Looking at Song-Ming Ang at the National Museum, Singapore
by CECILY CHEO
Joseph Tham, a practitioner and commentator on the experimental music scene in Singapore, wrote an essay on the restaging of the Song Ming Ang 2020 exhibition Music for Everyone: Variations on a Theme, held at the National Museum Singapore from 8 October to 8 November 2020. Ang’s work represented Singapore at Singapore Pavilion on the occasion of the prestigious 58th Venice Biennale in 2019. As a visual artist and educator, I found Tham’s take on this show enlarged my own understanding and to a certain degree, appreciation of this exhibition. Tham discussed Ang’s work from the perspective of their shared knowledge, background and practice in the field of experimental music. His article gave me the opportunity to see the exhibition through different eyes. In this review, I will offer my thoughts on Music for Everyone: Variations on a Theme as a visual art practitioner and educator.

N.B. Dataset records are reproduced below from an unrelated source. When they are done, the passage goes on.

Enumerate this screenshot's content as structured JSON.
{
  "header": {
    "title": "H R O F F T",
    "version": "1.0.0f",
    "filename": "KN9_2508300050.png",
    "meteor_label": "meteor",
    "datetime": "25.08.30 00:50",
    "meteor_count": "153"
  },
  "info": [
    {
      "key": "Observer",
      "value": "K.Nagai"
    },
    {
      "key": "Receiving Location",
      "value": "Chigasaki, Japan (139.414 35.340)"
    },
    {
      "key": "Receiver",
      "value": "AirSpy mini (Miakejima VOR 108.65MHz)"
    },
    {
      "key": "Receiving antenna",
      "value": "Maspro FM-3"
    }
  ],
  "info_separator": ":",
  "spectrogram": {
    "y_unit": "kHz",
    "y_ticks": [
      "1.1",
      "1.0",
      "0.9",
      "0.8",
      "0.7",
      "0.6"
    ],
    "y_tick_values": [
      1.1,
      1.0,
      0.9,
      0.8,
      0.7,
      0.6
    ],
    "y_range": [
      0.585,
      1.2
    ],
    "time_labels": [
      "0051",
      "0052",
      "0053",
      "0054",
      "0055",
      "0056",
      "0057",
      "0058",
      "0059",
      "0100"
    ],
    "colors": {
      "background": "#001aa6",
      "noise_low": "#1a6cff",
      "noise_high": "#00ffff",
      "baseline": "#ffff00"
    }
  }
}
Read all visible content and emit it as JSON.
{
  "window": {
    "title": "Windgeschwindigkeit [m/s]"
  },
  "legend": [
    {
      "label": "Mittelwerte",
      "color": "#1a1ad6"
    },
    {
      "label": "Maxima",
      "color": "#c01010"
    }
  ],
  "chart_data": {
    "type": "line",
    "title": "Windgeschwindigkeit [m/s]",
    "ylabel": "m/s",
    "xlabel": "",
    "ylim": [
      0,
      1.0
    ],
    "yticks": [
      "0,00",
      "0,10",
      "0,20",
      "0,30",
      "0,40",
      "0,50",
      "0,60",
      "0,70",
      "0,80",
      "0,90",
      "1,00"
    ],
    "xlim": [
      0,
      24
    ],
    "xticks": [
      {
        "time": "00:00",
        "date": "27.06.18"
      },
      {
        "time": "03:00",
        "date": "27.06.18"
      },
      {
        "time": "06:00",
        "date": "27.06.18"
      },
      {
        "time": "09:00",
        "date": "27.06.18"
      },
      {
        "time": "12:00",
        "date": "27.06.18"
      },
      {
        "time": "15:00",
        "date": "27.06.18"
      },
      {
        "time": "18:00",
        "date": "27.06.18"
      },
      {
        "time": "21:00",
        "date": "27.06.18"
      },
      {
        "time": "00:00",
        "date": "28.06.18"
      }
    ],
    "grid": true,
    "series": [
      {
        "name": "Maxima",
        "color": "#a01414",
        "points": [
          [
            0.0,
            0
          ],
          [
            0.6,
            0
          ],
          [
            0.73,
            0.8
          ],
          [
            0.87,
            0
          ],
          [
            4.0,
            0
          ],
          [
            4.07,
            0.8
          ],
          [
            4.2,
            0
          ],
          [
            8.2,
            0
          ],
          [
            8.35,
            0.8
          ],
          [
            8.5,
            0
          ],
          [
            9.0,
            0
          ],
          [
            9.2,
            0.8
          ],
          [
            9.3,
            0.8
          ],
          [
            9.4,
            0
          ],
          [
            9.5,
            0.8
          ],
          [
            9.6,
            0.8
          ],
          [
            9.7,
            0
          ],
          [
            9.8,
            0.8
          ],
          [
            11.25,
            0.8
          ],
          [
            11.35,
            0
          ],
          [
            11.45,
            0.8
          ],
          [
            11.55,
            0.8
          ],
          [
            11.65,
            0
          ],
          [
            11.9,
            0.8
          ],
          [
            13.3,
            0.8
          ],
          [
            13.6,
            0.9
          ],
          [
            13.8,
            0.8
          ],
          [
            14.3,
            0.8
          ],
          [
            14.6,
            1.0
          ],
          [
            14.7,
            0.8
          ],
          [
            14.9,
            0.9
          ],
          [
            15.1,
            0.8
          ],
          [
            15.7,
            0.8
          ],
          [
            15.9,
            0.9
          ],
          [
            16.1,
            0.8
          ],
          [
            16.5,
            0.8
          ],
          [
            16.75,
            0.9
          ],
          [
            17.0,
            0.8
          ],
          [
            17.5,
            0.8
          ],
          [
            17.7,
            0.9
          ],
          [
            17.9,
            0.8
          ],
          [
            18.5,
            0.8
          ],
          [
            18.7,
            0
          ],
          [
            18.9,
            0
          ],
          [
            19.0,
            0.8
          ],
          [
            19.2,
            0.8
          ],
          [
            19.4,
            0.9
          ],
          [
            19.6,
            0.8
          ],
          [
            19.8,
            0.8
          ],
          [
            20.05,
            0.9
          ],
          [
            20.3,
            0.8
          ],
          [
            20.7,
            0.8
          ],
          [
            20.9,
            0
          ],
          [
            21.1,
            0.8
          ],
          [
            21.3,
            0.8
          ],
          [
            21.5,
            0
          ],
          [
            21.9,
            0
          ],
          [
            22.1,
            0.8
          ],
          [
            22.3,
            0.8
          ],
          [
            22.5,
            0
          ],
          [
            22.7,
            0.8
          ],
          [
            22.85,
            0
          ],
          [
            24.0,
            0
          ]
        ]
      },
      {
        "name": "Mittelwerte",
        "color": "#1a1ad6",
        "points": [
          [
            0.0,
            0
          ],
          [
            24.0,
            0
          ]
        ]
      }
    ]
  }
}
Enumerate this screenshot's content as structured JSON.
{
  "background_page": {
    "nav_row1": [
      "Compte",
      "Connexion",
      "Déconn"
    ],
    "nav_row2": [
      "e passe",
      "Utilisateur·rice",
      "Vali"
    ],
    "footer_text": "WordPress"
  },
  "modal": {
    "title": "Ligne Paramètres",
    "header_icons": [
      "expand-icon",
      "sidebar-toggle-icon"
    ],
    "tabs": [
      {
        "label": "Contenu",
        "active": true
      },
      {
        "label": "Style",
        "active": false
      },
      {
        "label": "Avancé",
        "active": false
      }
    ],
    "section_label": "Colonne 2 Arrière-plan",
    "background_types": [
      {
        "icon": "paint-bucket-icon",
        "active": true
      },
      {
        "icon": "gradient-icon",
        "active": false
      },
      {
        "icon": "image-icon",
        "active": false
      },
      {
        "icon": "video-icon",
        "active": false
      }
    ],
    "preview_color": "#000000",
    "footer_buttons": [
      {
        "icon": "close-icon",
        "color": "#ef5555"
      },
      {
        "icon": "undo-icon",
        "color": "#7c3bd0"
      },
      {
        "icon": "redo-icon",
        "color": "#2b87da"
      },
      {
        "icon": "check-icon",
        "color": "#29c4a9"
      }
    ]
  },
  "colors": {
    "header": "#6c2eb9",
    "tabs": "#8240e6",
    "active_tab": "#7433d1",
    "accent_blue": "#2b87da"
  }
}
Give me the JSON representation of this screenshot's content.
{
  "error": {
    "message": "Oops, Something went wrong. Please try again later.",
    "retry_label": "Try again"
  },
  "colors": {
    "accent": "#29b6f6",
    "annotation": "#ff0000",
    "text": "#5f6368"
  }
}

Until this show, I had not had an opportunity to view Song-Ming Ang’s work in person. The two-volume catalogue which accompanied the show thus presented me with an array of images and texts that provided a broader context for viewing the work in this exhibition. The catalogue included 6 articles written by both local and international writers, and over 30 examples of Ang’s practice from 2003 to 2018, each accompanied by a short text contributed by various curators, artists and writers familiar with Ang’s practice. Without the catalogue I would have found it difficult to activate any sense of engagement with the work in this exhibition.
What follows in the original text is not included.